K2 is an advanced large language model (LLM) by LLM360, produced in partnership with MBZUAI and Petuum. This model, dubbed K2-65B, comprises 65 billion parameters and is completely reproducible, meaning that all components, including the code, data, model checkpoints, and intermediate results, are open-source and available to anyone. The main aim of this level of transparency is to clarify the training recipe used for similar models, like Llama 2 70B – enabling a better understanding of the development process and performance metrics.
The creation of K2 was a combined effort amongst several notable institutions, including MBZUAI, Petuum, and LLM360. This collaboration capitalized on the institutions’ expertise as well as their resources to create an advanced language model recognized for its performance and transparency. This model is accessible under the Apache 2.0 license, allowing widespread use and further development by the technological community.

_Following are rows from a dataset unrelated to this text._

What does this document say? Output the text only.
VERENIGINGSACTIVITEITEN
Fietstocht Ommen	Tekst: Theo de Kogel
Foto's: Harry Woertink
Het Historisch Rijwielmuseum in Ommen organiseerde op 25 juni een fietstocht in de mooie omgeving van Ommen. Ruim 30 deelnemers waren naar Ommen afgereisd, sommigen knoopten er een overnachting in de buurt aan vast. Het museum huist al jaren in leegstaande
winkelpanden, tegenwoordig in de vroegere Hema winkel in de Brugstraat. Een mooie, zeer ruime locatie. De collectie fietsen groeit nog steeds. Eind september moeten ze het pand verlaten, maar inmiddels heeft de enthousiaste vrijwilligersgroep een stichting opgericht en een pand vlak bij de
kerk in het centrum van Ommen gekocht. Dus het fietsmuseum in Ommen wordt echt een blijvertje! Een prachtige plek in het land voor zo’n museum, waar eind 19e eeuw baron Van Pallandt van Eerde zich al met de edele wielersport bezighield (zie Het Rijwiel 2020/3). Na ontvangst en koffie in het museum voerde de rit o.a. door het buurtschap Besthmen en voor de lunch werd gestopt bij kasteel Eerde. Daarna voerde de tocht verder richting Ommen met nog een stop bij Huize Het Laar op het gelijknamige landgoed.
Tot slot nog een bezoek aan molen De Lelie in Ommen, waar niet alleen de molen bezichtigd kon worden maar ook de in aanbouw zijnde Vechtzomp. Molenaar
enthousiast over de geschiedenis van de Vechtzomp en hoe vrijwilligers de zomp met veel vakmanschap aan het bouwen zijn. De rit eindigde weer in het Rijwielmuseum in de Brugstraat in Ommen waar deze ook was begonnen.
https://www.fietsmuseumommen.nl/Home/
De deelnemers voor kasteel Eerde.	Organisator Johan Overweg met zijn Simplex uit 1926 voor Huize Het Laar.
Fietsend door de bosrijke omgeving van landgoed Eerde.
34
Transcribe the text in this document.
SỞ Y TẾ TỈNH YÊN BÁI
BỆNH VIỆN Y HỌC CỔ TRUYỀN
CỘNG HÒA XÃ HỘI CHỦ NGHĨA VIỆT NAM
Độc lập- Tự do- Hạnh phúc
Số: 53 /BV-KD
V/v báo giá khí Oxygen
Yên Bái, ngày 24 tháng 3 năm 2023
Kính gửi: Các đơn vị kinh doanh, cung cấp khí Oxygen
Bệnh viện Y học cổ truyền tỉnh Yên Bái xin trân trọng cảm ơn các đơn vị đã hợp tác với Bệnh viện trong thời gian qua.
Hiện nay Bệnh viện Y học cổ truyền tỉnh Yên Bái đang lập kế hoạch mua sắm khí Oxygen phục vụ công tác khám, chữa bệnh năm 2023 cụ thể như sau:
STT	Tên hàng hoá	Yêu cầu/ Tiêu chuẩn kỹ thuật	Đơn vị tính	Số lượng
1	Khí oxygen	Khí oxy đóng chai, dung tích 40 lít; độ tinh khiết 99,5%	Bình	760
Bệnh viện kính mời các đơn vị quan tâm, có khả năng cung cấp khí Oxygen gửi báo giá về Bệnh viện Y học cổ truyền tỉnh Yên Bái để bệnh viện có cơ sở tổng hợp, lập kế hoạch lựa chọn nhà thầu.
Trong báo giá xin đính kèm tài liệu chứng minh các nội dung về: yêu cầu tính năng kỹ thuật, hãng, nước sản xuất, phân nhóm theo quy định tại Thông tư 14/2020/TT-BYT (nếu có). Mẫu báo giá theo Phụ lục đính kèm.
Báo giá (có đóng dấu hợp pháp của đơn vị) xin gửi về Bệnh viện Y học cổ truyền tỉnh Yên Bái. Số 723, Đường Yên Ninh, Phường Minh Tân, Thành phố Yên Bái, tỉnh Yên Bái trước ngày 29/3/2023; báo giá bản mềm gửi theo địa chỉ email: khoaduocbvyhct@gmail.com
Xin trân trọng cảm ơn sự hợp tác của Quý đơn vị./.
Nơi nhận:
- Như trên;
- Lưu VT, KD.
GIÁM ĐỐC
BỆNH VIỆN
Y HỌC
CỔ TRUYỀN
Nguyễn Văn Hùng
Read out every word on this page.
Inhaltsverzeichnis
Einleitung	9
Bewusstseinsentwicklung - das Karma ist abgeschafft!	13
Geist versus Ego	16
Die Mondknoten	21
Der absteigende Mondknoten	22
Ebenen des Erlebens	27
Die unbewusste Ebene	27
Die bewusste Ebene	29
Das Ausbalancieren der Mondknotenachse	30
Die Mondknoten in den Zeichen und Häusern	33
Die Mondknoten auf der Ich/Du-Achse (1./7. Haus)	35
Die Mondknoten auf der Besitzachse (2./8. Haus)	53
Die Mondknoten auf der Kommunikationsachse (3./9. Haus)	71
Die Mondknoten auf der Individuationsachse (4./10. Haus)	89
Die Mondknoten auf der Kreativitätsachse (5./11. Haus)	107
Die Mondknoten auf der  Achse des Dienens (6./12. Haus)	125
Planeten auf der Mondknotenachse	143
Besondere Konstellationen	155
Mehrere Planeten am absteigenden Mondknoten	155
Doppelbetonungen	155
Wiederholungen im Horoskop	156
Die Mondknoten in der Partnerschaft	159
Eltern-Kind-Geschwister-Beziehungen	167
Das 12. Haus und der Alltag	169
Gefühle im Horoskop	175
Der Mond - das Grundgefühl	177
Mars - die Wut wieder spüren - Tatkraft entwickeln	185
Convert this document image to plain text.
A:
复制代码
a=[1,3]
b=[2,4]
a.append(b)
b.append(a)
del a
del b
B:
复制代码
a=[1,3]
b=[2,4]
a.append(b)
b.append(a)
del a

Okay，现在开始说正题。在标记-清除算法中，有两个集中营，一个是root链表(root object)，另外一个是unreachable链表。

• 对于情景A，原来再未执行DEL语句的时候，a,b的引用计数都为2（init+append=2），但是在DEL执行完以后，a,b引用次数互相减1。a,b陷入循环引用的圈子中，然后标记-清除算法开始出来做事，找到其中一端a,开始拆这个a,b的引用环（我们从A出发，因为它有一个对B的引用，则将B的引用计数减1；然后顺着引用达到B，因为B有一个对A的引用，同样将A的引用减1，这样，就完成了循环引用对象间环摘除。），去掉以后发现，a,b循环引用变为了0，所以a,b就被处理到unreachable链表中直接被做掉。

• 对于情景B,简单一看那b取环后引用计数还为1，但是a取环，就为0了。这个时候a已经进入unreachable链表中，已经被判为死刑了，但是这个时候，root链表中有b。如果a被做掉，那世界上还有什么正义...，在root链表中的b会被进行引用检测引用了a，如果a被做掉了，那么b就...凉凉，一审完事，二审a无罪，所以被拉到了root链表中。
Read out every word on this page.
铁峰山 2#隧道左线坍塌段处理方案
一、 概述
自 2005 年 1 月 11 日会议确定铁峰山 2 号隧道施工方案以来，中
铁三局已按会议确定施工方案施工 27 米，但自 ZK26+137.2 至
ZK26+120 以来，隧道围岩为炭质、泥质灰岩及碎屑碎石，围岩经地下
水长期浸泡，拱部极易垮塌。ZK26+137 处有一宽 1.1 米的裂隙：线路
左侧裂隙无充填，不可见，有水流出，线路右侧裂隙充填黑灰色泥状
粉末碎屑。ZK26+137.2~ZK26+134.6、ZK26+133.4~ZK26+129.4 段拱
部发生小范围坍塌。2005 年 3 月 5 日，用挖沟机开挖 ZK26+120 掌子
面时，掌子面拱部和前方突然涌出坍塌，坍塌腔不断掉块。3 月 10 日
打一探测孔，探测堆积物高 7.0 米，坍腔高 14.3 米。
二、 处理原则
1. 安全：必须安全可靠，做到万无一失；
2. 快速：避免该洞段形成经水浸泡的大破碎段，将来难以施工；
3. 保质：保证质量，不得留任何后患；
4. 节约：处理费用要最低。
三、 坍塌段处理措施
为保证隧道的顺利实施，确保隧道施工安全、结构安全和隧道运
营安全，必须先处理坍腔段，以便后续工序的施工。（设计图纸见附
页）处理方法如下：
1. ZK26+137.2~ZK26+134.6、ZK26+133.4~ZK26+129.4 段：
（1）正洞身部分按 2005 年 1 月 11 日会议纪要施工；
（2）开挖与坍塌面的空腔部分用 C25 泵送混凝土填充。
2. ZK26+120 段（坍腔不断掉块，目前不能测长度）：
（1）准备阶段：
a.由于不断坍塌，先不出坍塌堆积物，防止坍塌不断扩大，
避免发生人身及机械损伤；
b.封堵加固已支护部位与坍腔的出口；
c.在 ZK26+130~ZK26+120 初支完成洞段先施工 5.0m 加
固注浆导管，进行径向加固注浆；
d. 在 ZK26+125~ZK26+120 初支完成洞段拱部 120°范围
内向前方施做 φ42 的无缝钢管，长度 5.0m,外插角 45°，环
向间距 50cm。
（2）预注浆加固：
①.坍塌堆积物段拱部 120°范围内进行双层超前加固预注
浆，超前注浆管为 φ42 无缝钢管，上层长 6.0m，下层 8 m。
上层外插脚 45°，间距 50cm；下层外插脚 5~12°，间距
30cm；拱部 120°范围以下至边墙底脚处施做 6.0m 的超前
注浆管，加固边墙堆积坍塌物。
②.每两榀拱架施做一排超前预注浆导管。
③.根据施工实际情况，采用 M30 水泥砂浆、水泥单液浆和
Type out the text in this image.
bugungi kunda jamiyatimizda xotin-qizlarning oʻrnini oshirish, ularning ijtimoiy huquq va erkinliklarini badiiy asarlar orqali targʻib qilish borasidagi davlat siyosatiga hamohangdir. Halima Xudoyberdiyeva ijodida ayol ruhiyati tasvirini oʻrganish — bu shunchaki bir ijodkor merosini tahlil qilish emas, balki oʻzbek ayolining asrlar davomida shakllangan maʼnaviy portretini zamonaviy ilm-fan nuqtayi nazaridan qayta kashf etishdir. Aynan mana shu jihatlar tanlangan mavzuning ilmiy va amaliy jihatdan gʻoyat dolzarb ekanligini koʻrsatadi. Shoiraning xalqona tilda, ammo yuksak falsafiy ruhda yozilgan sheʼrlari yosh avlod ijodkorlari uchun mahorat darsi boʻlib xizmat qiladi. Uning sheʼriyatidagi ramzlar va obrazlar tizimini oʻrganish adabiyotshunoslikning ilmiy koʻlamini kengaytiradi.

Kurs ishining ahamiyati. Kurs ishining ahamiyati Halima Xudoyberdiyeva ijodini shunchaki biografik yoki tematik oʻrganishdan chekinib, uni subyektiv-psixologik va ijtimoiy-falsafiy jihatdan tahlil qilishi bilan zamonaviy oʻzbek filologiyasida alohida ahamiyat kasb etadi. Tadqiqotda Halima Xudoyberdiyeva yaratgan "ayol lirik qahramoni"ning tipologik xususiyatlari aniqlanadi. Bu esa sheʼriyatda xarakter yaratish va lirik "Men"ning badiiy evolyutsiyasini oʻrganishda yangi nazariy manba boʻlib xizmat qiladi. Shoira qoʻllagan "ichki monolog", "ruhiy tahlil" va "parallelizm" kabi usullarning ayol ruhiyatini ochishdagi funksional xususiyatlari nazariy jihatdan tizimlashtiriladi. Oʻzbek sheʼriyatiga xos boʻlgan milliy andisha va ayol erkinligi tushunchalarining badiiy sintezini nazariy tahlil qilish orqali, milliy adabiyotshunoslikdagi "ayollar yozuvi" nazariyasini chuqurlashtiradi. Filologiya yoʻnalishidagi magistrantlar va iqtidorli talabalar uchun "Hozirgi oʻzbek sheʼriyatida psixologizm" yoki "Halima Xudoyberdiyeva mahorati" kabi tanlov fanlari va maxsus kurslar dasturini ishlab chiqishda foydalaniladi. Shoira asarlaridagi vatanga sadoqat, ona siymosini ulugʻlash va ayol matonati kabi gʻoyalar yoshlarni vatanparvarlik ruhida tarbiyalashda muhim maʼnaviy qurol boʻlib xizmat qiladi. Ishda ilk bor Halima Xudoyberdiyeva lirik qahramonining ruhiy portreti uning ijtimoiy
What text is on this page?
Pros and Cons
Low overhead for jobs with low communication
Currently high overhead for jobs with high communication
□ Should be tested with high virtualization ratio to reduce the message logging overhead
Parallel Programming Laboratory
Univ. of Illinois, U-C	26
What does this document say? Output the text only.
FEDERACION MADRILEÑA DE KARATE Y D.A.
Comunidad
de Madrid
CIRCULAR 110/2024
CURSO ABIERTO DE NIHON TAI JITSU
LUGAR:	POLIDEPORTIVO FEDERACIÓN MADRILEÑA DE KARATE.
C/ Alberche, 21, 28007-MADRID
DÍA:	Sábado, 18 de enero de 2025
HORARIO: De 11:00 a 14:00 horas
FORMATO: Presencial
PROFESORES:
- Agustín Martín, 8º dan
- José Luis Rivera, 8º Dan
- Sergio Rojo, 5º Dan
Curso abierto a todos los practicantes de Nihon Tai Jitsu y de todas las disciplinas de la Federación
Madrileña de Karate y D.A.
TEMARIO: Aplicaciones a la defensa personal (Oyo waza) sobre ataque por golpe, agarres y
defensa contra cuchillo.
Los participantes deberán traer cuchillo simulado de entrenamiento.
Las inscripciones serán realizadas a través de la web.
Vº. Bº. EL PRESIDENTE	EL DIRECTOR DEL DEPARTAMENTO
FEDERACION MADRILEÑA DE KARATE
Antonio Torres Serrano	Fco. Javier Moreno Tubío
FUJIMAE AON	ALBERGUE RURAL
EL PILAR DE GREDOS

LLM360 has provided a comprehensive set of evaluations for K2, both general and domain-specific benchmarks. These evaluations span medical, mathematical, and coding knowledge, guaranteeing that the model excels over a diverse range of tasks and domains. The LLM360 Performance and Evaluation Collection, along with the K2 Weights and Biases project, provide an in-depth analysis of K2’s operation.
K2’s training utilized a variety of datasets to achieve results that could rival that of the Llama 2 70B model. The training process comprised two stages, making full use of datasets such as dm-math, PubMed-abstracts, uspto, among others – a total of 1.3 trillion tokens. This comprehensive data mix led to K2 achieving a wide-ranging understanding and ability over various topics and languages.
LLM360 has made K2’s intermediate checkpoints accessible, permitting researchers and developers to monitor the model’s gradual development and enhancement over time. This provision forms part of K2’s fully reproducible feature, enhancing transparency and driving further research and developmental strides. Tutorials for replicating the pretraining and finetuning process are also offered, beneficial to academic and industry researchers alike.
Furthermore, LLM360 is an open research lab promoting community-owned artificial general intelligence (AGI) through open-source large model research and development. Their goal is to create an open ecosystem with equitable computational resources, high-quality data, and a steadily advancing body of technical knowledge to ensure ethical AGI development that is accessible to all. The overarching ambition of LLM360 is to boost innovators by elevating the capabilities of large language models while encouraging a collaborative environment for research and development.
In conclusion, K2 by LLM360 offers transparency, high-level performance, and a robust development framework. By promoting open-source collaboration and broad evaluation, K2 establishes a new benchmark for LLM development. It is ensuring ethical practices and broad accessibility for future innovations in artificial intelligence.